Mr and Mrs Schouten say that they did not have copies of “120 pages of non-forwarded correspondence” that was on the tribunal file. Mr and Mrs Schouten filed most of the documents and most of the correspondence on file was between Mr and Mrs Schouten and Armadillo Campers. None of this correspondence should have been a surprise to Mr and Mrs Schouten.
Mr and Mrs Schouten’s submissions on the application for leave to appeal do not deal with the substance of that correspondence. If Mr and Mrs Schouten did not have access to all documents on the file, they have not demonstrated any lack of natural justice or procedural fairness or disadvantage as a result.
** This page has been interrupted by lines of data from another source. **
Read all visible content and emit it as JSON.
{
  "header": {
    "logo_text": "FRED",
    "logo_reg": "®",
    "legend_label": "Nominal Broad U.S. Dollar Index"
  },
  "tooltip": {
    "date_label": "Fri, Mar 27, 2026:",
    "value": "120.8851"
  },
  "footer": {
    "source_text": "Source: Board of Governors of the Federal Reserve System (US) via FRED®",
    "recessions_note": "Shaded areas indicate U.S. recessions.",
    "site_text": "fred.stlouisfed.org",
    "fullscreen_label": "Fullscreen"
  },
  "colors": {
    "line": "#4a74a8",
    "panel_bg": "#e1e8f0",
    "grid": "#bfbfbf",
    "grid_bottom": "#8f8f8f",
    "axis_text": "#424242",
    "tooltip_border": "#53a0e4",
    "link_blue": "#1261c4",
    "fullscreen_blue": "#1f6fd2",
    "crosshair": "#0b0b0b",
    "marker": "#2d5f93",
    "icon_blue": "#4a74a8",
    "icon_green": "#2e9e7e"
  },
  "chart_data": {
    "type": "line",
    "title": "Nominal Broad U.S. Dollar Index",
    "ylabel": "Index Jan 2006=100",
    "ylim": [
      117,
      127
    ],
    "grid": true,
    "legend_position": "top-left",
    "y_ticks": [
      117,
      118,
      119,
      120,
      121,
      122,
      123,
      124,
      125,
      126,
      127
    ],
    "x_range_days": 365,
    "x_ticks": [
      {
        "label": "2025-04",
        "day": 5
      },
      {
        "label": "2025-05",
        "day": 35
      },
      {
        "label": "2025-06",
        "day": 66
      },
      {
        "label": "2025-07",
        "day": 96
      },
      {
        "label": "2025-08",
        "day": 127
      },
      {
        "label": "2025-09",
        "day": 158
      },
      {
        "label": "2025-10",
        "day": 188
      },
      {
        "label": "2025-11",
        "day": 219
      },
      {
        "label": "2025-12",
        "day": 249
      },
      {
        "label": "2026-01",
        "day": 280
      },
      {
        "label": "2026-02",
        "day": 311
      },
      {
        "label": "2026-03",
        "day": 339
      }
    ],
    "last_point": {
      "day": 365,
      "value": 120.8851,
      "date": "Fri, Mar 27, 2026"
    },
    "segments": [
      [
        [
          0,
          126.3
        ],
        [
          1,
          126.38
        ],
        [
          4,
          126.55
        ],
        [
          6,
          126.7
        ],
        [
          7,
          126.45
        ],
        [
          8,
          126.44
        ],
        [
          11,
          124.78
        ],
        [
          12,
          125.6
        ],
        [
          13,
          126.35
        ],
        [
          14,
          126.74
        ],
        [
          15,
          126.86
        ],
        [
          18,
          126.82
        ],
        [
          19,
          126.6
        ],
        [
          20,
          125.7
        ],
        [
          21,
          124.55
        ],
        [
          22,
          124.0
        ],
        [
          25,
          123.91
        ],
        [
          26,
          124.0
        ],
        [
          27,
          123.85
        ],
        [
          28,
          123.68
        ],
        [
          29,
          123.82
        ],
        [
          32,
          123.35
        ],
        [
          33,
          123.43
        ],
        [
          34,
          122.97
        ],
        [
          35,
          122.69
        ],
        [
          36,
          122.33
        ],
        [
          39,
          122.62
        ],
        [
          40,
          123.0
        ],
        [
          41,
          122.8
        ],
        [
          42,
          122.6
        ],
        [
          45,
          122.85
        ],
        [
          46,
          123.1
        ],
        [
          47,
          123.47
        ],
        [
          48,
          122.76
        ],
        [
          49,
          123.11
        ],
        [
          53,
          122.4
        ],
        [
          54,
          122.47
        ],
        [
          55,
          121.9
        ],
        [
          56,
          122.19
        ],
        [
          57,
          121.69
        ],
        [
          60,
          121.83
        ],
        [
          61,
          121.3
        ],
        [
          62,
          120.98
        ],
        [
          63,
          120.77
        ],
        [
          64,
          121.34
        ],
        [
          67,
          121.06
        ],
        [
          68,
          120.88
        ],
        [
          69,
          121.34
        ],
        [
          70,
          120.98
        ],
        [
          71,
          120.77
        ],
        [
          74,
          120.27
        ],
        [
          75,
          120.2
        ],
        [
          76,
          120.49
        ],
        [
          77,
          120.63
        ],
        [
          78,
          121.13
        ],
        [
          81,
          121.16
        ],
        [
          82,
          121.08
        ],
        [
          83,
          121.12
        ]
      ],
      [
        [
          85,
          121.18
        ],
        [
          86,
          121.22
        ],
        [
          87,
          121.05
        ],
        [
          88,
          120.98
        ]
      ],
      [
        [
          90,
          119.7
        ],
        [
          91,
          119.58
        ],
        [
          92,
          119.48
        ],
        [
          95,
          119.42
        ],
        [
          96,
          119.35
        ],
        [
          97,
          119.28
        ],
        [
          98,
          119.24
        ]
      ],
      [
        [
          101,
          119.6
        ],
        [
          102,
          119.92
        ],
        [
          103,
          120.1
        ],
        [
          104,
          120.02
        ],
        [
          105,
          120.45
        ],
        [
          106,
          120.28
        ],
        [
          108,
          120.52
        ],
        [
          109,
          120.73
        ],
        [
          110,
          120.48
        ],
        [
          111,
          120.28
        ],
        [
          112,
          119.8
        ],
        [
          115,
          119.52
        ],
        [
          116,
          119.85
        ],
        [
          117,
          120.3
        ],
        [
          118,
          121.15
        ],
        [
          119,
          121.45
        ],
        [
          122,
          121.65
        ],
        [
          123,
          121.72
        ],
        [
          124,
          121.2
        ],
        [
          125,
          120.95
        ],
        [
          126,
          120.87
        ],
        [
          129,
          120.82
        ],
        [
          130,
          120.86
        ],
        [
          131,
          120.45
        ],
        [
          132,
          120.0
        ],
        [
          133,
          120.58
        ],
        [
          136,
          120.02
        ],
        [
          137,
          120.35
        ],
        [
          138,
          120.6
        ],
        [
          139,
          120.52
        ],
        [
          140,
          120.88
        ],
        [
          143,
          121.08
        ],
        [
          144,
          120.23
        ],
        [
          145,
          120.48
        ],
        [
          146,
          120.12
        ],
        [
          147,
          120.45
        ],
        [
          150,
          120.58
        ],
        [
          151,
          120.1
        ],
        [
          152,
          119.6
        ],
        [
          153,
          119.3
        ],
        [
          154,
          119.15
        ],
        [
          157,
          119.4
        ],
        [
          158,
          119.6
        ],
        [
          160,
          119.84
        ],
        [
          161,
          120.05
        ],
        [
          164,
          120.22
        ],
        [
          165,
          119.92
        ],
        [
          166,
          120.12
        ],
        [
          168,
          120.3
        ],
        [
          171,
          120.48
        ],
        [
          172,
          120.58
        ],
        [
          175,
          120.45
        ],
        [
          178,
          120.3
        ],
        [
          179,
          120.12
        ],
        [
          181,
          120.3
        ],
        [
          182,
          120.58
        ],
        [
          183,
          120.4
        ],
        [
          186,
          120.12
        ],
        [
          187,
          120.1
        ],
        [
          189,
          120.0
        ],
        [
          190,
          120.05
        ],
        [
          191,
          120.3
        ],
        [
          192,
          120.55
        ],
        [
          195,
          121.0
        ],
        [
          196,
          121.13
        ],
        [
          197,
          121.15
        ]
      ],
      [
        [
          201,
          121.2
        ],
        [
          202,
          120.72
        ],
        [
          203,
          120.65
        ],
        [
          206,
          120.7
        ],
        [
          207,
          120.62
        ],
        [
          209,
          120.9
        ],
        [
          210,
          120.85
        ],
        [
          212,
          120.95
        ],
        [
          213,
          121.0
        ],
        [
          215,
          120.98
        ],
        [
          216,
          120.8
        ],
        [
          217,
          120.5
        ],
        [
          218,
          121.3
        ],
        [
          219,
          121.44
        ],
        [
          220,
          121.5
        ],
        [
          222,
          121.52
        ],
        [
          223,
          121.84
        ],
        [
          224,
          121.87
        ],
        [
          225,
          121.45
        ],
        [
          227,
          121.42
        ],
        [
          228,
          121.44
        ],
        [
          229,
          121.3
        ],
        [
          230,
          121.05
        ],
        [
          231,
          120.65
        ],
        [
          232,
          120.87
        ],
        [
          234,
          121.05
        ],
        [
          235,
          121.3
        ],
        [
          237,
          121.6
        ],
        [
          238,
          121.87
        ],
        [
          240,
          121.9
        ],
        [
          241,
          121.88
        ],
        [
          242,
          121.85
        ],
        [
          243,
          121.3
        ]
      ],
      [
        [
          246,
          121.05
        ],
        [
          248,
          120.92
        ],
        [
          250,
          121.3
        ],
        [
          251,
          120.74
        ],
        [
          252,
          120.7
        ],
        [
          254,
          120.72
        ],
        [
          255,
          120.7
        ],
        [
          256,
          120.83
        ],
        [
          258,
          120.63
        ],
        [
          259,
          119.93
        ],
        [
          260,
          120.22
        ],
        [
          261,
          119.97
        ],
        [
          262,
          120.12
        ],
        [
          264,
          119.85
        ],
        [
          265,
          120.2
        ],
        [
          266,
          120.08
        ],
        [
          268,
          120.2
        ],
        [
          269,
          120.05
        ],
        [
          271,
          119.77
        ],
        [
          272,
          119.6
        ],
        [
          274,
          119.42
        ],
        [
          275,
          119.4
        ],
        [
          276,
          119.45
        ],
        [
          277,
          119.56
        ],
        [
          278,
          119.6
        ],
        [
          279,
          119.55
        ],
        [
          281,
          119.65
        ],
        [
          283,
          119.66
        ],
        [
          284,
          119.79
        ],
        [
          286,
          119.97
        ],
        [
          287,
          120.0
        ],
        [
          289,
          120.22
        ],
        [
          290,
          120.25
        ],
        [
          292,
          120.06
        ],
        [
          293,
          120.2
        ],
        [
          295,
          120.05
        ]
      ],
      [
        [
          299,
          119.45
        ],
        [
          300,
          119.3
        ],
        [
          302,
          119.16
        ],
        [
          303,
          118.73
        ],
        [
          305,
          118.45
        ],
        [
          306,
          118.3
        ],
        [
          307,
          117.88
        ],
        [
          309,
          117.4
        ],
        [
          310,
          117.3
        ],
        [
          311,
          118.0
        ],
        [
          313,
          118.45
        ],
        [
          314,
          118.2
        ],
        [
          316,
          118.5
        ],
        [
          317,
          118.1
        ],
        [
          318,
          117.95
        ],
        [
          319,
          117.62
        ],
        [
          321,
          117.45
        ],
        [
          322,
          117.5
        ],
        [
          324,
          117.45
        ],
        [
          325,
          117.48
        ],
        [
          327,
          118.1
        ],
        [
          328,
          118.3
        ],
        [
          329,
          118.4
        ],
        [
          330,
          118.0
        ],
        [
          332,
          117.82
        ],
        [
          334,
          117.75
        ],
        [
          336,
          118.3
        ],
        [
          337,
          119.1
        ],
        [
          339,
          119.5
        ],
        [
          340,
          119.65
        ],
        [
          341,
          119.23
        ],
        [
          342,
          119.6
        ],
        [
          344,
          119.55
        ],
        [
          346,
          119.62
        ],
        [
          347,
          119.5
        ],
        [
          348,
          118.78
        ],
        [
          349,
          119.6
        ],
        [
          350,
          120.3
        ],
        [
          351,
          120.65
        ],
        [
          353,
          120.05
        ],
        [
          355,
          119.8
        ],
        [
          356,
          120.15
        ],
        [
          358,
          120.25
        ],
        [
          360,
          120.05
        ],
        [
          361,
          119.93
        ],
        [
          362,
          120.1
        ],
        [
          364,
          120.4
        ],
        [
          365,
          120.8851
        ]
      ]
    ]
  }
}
There is no question of general importance that should be determined by the appeals tribunal. There is no reasonably arguable case that the learned Magistrate was in error, nor is there reasonable prospect of substantive relief on appeal. There is no evidence that a substantial injustice will result if leave is not granted. Leave to appeal should be refused.